Als der neugewählte ukrainische Präsident Petro Poroschenko am Samstag sein Amt antrat, beendete er den Zustand Machtlosigkeit, in dem sich das Land seit Ende Februar befunden hatte. Nachdem Viktor Janukowitsch vor den Folgen der blutigen Auseinandersetzungen auf dem Kiewer Unabhängigkeitsplatz geflohen war, hatte Russland die Krim annektiert und Unruhen in der überwiegend russischsprachigen Ostukraine gestiftet. Unter der Führung einer schwachen Übergangsregierung steht das Land seit Monaten am Rande des Bürgerkriegs.

Die erste Aufgabe des neuen Präsidenten wird sein, die Lage in den zwei östlichen Regionen Donezk und Luhansk zu beruhigen, wo bewaffnete Separatisten immer kühnere Angriffe unternehmen. Gleich nach seinem Wahlsieg am 25. Mai sagte Poroschenko, die "antiterroristische Operation" im Osten des Landes werde Stunden, nicht Monate dauern. Nun muss er zeigen, dass diese Aussage stimmt. Nur wenn die Gewalt aufhört, wird sich die Wirtschaft stabilisieren, nur dann kann der politische Alltag zurückkehren. In Kiew erwägen manche die Verhängung des Kriegsrechts in den betroffenen Gebieten.
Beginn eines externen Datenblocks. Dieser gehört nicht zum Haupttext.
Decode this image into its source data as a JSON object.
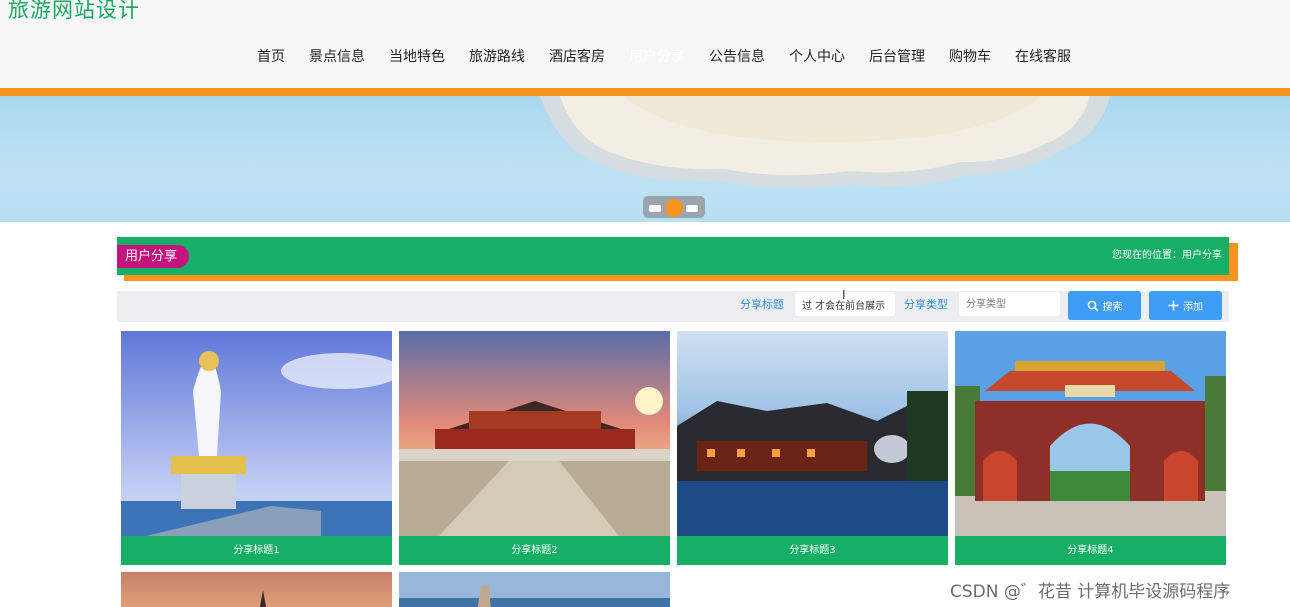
{
  "header": {
    "site_title": "旅游网站设计",
    "nav": [
      "首页",
      "景点信息",
      "当地特色",
      "旅游路线",
      "酒店客房",
      "用户分享",
      "公告信息",
      "个人中心",
      "后台管理",
      "购物车",
      "在线客服"
    ],
    "active_nav": "用户分享"
  },
  "colors": {
    "brand_green": "#17ae66",
    "accent_orange": "#f7931e",
    "tag_magenta": "#c4147d",
    "button_blue": "#3d9cf4"
  },
  "section": {
    "tag": "用户分享",
    "location": "您现在的位置：用户分享"
  },
  "search": {
    "title_label": "分享标题",
    "title_value": "过 才会在前台展示",
    "type_label": "分享类型",
    "type_placeholder": "分享类型",
    "search_button": "搜索",
    "add_button": "添加"
  },
  "cards": [
    {
      "caption": "分享标题1",
      "image": "guanyin-statue-seaside"
    },
    {
      "caption": "分享标题2",
      "image": "forbidden-city-sunset"
    },
    {
      "caption": "分享标题3",
      "image": "xitang-water-town-night"
    },
    {
      "caption": "分享标题4",
      "image": "red-temple-gate"
    }
  ],
  "watermark": "CSDN @゛花昔 计算机毕设源码程序"
}
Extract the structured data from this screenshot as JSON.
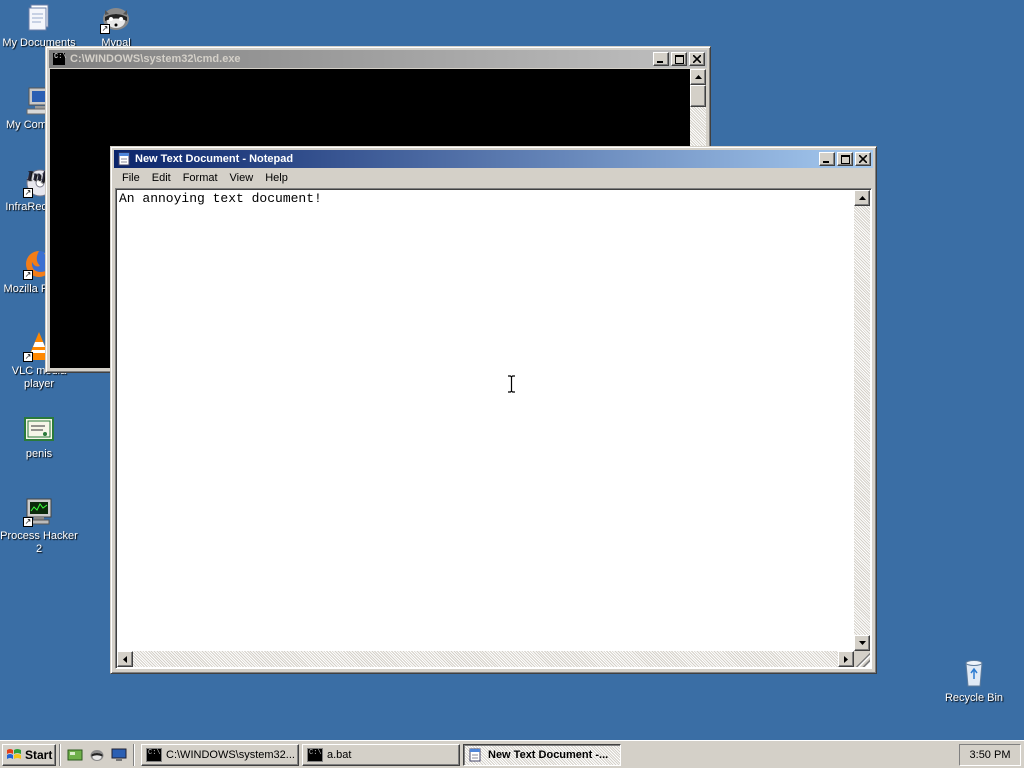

Die Tatsache, dass die Präsidentenwahl stattgefunden hat – auch wenn viele Einwohner von Donezk und Luhansk aus Sicherheitsgründen nicht mitmachen konnten –, ist ein Teilerfolg für die Ukraine. Denn noch vor Kurzem war der weitere Einmarsch russischer Truppen nicht auszuschließen. Nachdem er monatelang darauf beharrt hatte, dass Janukowitsch im russischen Exil der legitime ukrainische Präsident geblieben sei, hat Wladimir Putin nun das Wahlergebnis anerkannt und Poroschenko während des D-Day-Jubiläums in der Normandie am Freitag getroffen. Zu der oft befürchteten Wiederholung des Krim-Szenarios ist es nicht gekommen – und die neuen Kontakte zwischen Moskau und Kiew machen einen Waffenstillstand zumindest etwas wahrscheinlicher.

Wie groß ist der Einfluss des Kreml?

Dass Noworossija – Neurussland, wie Putin den ganzen Südosten der Ukraine neuerdings nennt – sich nicht von Kiew gelöst hat, sollte allerdings nicht als Niederlage für den Kreml bewertet werden. Der russische Präsident ist ein Meister der Taktik, der sich immer mehrere Optionen offen hält. Eine Annexion weiterer ukrainischer Gebiete kann Russland sich weder wirtschaftlich noch politisch leisten – eine aufmüpfige Grenzregion, die die pro-westlichen Machthaber in Kiew erpressen kann, aber offenbar schon. Der wahre Einfluss des Kreml wird sich in den kommenden Wochen zeigen.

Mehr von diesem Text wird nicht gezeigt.